Доронины с удивлением посмотрели на него и недоуменно переглянулись между собой, не замечая, как батюшка усмехается в свою роскошную бороду. Потом Еремей и Дуня уставились на парня, но тот безразлично смотрел на них, и тогда Доронины вернули своё внимание к отцу Кириллу, побуждая его вопросительными взглядами к пояснениям.
В прислушивающейся рядом толпе пошли шепотки:
— Боярин Волчара, сын того самого Порфирия Ловца, что у ныне покойной Витовтовны был ловчим.
— Говорят, что он не только зверей ловил, — шепотом дополнили со стороны. — Лютый был человек, но преданный, как собака.
— Какая собака? Ты чего людям голову дуришь?
— Да тише вы! Порфирия Ловца прислал к дочери Витовт. Боялся за неё, а чего за неё боятся…
— Заткнись! То дела давно минувших дней. Сейчас речь о внуке его идет.
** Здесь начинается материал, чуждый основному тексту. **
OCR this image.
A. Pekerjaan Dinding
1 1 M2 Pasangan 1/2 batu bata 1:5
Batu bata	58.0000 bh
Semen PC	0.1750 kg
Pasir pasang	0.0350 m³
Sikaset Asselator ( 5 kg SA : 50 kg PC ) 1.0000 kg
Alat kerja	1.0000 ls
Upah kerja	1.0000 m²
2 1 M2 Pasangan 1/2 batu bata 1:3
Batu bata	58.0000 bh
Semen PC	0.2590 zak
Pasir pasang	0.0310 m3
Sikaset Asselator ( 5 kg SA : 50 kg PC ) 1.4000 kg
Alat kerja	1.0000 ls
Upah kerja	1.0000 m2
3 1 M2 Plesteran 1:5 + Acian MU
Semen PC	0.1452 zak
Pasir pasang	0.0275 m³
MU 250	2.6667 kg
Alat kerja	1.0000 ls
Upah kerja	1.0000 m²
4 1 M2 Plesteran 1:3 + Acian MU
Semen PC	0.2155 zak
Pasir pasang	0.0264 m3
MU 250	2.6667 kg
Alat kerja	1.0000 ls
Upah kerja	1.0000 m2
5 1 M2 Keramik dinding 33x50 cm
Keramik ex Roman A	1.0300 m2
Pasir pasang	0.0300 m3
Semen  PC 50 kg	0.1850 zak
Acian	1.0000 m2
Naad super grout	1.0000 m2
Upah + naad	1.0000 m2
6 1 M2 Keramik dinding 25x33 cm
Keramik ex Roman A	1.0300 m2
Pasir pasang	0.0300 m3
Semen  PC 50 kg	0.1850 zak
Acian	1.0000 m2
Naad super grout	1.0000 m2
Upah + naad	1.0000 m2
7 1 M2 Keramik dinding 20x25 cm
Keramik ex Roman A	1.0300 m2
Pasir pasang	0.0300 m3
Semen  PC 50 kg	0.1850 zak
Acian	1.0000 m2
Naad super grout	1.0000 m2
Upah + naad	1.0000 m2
— А зачем Сеньку Волка к боярину Еремею определяют? Сейчас Доронины выше рода Волчары стали.
— Но ниже Порфирия Ловца.
— Ты ещё вспомни, что было при царе Горохе!
Дуне тоже хотелось бы знать, зачем Семёна Волка знакомят с дедом и с ней. Она слышала об этой семье ещё от Кошкиных, когда Петр Яковлевич получил прозвище Нога. Ранние прозвища редкость, но сына Порфирия Ловца ещё в молодости прозвали Волчарой, а его дети продолжили традицию и быстро разделились на Лук, Птицу и Волка. Прозвища охотничьи, сами за себя говорящие
Дуня с новым интересом посмотрела на Семёна. Он ещё слишком юн для прозвища, но сподобился прозваться Волком.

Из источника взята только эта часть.